Please see the following screenshot:

https://i.imgur.com/5fwsrll.png

MS Word 2019 says that there are 8 pages and 16 revision groups in your Word document. The following Aspose.Words for Java 19.7 code returns 252 revisions, 13 revision groups and 10 pages.

Document doc = new Document("E:\\temp\\JavaIntro-CommentsAndTC\\JavaIntro-CommentsAndTC.docx");
System.out.println(doc.getRevisions().getCount()); // 252
System.out.println(doc.getRevisions().getGroups().getCount()); //13
System.out.println(doc.getPageCount()); // 10

For the sake of corrections, we have logged the following issues in our issue tracking system:

WORDSNET-18982: Incorrect number of revisions returned
WORDSNET-18983: PageCount returned is incorrect

We will further look into the details of these problems and will keep you updated on the status. We apologize for your inconvenience.

@HAREEM_HCL_COM,

Regarding WORDSNET-18983, it seems you are expecting Aspose.Words layout to match “Simple Markup” MS Word review option. The attached screenshot in my previous post shows that “Simple Markup” is chosen in MS Word.

This option is not stored in the document. The option is a viewing option in MS Word and it may affect the document layout and the number of pages in the document as displayed in MS Word. This is not the default reviewing option in MS Word, so the default Aspose.Words layout options do not match it.

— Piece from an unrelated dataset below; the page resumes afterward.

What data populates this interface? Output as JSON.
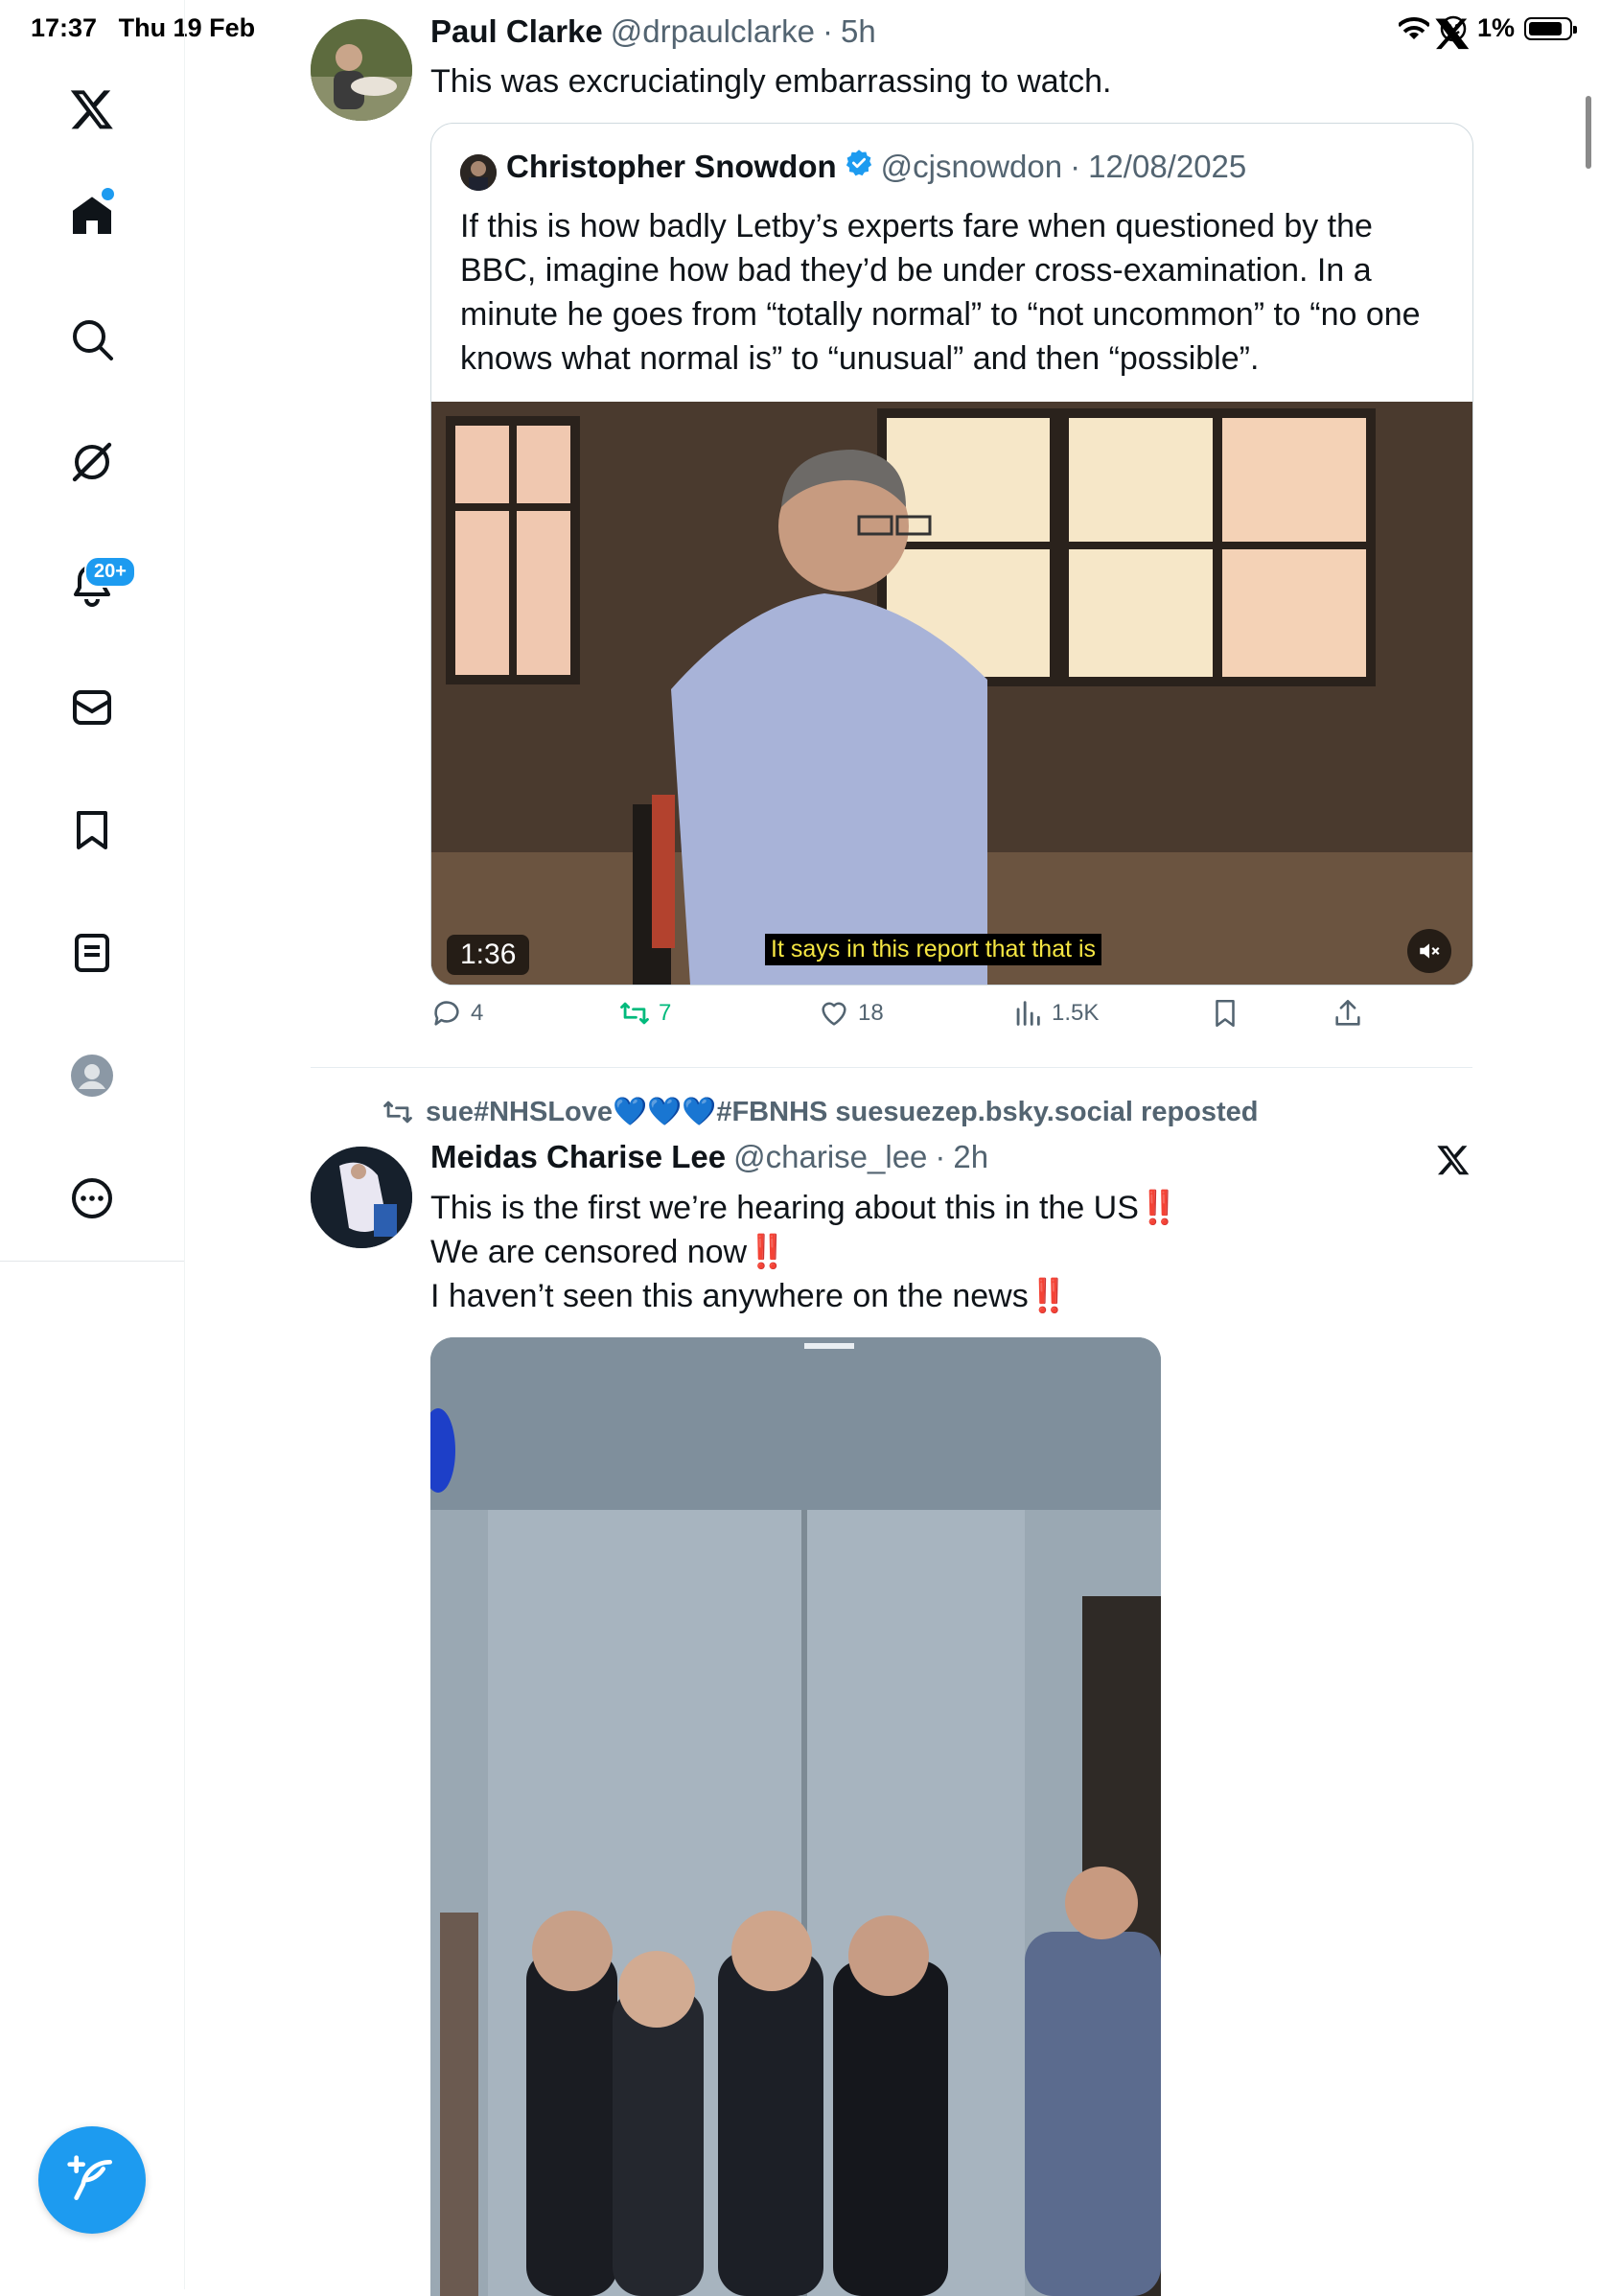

In order to emulate MS Word simple markup in Aspose.Words’ layout, the following options should be set to Document.LayoutOption.RevisionOptions before updating layout or requesting page count:

Document doc = new Document("E:\\Temp\\JavaIntro-CommentsAndTC.docx");

doc.getLayoutOptions().getRevisionOptions().setShowRevisionMarks(false);
doc.getLayoutOptions().getRevisionOptions().setShowRevisionBars(true);
doc.getLayoutOptions().getRevisionOptions().setShowOriginalRevision(false);

System.out.println(doc.getPageCount()); // shows page count as 8

So, please use layout options to emulate MS Word simple markup. Hope, this helps.